Bugün ise sonbaharın renklerini doyasıya yaşadık. Yerlerdeki yaprak yığınları içinde gezinmek, onları izlemek çok güzeldi.


Romantik oğluşum her zaman olduğu gibi, eline geçen ilk çiçeği yine bana hediye etti. Bu halleri beni çok mutlu ediyor. Umarım hep böyle olursun.
Hava harikaydı, kuzum önce oyun parkında sonra parkta koştura koştura oynadı.
Bu cici çanta da leyya craftmania'dan. Kumaşını çok beğenmiştim ve işte şimdi benim. Ellerine sağlık diyorum. Yarın bayram ve uzun bir tatil var, herkese iyi bayramlar ve mutlu günler dilerim.

13 Kasım 2010

Yapacak, denenecek ne çok şey var. Bazen yemeden içmeden, uyumadan, konuşmadan sadece bu işlerle uğraşmak istiyorum.

Aldığım siparişlerin kalanları için yoğun bir çalışma içindeyim. Vakit ne çabuk geçiyor bu işlerin başına oturunca hiç anlamıyorum.

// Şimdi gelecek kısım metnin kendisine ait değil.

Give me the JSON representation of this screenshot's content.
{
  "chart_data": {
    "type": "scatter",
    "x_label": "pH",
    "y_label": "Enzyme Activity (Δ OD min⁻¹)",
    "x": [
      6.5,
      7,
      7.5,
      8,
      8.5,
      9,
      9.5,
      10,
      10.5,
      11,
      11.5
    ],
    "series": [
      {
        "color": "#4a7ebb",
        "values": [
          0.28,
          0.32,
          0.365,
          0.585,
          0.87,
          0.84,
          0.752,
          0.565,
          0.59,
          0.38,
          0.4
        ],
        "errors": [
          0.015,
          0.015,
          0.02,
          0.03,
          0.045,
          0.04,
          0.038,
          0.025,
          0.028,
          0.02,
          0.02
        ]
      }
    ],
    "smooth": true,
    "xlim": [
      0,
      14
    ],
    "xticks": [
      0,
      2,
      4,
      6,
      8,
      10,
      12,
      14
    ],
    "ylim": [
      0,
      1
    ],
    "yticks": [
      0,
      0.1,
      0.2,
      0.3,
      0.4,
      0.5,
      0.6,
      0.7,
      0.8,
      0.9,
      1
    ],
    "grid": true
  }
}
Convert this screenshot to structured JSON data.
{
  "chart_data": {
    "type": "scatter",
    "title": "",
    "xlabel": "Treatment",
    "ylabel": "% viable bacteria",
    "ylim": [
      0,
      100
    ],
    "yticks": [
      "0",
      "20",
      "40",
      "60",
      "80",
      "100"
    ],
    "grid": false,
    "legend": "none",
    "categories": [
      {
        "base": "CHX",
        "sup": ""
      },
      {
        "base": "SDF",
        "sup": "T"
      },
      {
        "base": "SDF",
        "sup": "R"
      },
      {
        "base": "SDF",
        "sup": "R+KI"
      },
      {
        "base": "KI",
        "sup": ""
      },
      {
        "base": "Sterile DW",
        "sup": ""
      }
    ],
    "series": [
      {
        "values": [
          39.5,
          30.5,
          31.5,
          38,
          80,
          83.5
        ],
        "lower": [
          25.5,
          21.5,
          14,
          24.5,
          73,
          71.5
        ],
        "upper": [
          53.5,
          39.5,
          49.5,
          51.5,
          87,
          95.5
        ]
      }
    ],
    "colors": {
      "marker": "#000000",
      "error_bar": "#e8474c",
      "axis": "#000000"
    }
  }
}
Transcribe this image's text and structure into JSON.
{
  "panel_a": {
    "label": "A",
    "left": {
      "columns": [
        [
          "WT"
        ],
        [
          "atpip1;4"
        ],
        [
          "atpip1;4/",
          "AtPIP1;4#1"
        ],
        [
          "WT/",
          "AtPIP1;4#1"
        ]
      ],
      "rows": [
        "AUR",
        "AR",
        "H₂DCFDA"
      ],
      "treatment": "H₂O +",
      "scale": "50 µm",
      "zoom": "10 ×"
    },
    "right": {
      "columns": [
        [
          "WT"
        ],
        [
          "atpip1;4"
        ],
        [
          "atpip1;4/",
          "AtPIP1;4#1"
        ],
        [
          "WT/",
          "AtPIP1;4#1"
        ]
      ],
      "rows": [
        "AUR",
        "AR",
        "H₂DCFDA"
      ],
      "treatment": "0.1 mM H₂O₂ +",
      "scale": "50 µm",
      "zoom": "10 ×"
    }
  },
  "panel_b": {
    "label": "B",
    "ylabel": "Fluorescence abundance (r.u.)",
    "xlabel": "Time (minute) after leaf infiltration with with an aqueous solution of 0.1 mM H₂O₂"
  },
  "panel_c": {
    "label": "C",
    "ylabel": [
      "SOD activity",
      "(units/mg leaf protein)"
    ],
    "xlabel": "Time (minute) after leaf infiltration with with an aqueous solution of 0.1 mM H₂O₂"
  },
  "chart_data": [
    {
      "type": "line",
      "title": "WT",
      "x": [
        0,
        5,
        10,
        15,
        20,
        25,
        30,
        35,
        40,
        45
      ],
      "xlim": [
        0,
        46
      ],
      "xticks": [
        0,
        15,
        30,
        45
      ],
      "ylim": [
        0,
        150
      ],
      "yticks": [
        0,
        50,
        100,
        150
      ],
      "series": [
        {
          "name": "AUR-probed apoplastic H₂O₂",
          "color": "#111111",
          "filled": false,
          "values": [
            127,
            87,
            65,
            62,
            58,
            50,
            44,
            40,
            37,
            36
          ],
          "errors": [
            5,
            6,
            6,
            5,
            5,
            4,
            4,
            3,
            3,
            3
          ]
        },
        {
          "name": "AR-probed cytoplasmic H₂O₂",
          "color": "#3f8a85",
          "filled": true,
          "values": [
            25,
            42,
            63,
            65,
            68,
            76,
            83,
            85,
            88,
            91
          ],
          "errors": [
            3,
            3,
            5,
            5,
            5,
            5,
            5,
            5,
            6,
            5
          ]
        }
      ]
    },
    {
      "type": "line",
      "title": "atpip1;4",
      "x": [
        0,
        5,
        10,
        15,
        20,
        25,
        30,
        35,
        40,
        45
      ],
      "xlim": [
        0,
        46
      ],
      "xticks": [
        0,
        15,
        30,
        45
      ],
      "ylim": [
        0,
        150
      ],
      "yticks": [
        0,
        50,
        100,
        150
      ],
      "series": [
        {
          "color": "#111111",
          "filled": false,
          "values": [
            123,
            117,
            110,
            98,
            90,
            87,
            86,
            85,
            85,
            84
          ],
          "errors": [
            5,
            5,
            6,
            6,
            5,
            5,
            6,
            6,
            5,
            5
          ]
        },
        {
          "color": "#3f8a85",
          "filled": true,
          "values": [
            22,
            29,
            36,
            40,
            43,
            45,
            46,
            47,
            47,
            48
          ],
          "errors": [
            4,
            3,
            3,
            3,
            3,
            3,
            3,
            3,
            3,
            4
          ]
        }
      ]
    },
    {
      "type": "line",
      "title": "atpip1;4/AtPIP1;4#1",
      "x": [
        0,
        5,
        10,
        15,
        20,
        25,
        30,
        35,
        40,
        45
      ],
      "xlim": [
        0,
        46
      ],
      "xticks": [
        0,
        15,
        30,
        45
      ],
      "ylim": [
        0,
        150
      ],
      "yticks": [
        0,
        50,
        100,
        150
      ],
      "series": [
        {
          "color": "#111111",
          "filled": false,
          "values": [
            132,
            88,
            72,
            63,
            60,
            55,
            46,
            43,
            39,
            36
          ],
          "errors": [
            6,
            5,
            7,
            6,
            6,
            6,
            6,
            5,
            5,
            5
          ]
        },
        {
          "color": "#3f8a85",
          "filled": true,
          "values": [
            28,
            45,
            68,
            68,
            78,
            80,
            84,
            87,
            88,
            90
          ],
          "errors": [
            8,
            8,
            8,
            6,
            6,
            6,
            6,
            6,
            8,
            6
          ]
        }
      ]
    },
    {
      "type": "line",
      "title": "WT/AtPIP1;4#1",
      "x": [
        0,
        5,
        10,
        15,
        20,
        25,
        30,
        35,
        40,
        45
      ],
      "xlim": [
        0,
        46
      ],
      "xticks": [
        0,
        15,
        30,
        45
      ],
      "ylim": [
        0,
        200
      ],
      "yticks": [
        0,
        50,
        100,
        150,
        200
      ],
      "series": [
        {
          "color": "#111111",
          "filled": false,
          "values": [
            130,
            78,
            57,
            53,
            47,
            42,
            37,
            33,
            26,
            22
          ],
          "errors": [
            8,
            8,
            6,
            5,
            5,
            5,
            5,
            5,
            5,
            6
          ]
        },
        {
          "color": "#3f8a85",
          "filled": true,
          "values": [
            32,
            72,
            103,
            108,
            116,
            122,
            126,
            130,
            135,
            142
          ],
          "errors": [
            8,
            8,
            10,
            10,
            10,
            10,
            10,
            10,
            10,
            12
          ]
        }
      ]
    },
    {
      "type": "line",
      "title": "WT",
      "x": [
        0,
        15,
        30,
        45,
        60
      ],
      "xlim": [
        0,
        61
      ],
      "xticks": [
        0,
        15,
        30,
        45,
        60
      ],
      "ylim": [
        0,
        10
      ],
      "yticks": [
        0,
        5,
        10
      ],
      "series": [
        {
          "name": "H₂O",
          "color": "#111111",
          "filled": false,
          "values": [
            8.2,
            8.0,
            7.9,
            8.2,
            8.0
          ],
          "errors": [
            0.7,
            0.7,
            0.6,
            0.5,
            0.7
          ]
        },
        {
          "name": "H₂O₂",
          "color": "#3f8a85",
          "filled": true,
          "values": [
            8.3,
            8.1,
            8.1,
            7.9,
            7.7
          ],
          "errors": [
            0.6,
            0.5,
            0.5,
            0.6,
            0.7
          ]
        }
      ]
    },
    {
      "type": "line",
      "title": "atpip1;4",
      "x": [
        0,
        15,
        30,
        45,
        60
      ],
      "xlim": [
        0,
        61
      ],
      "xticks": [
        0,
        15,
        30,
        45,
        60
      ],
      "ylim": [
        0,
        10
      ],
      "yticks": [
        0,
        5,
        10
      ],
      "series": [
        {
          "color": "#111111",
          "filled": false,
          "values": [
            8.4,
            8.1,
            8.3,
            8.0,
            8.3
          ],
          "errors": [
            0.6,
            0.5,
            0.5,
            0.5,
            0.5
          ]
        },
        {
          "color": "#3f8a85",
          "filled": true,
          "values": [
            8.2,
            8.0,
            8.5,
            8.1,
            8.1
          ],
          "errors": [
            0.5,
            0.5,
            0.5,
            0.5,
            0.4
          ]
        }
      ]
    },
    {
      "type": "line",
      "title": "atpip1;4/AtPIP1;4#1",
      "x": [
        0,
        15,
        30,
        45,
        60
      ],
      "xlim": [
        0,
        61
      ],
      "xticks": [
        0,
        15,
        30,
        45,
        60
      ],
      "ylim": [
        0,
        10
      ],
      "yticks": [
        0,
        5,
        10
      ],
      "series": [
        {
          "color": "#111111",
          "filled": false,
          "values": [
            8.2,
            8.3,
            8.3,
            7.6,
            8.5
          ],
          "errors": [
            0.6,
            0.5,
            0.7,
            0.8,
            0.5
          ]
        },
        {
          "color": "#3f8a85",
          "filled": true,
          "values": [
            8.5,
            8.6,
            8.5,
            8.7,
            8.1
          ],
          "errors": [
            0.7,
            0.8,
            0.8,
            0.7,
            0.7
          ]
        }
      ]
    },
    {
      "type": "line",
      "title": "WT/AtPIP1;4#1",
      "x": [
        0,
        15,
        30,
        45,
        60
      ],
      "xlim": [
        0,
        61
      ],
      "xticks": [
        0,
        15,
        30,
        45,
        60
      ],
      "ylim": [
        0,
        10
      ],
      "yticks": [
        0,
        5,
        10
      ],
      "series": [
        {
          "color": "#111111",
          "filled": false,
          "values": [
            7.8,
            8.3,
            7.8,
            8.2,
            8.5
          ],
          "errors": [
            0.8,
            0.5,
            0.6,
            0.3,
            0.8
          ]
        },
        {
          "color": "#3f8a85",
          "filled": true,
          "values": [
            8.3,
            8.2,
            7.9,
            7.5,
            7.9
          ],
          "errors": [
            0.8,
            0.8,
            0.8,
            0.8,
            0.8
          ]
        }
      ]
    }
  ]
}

Bu haftamız pek keyifli değildi. Enerjiyi aynı seviyelerde tutmak çok zor. Hayata ve insanlara karşı dayanıklı olmak çok zor, anlaşabilmek çok zor, kendini anlatabilmek çok zor, zor da zor yani. Bu hafta merakla beklenenler olmasaydı daha da zor geçecekti muhakkak. Bu anlamda ptt ve ptt kargoya kızmalı yoksa sevmelimiyim hala karar veremedim. Günler onları beklerken bir şekilde geçti, bu kadar gecikmesiyse beni çok yordu.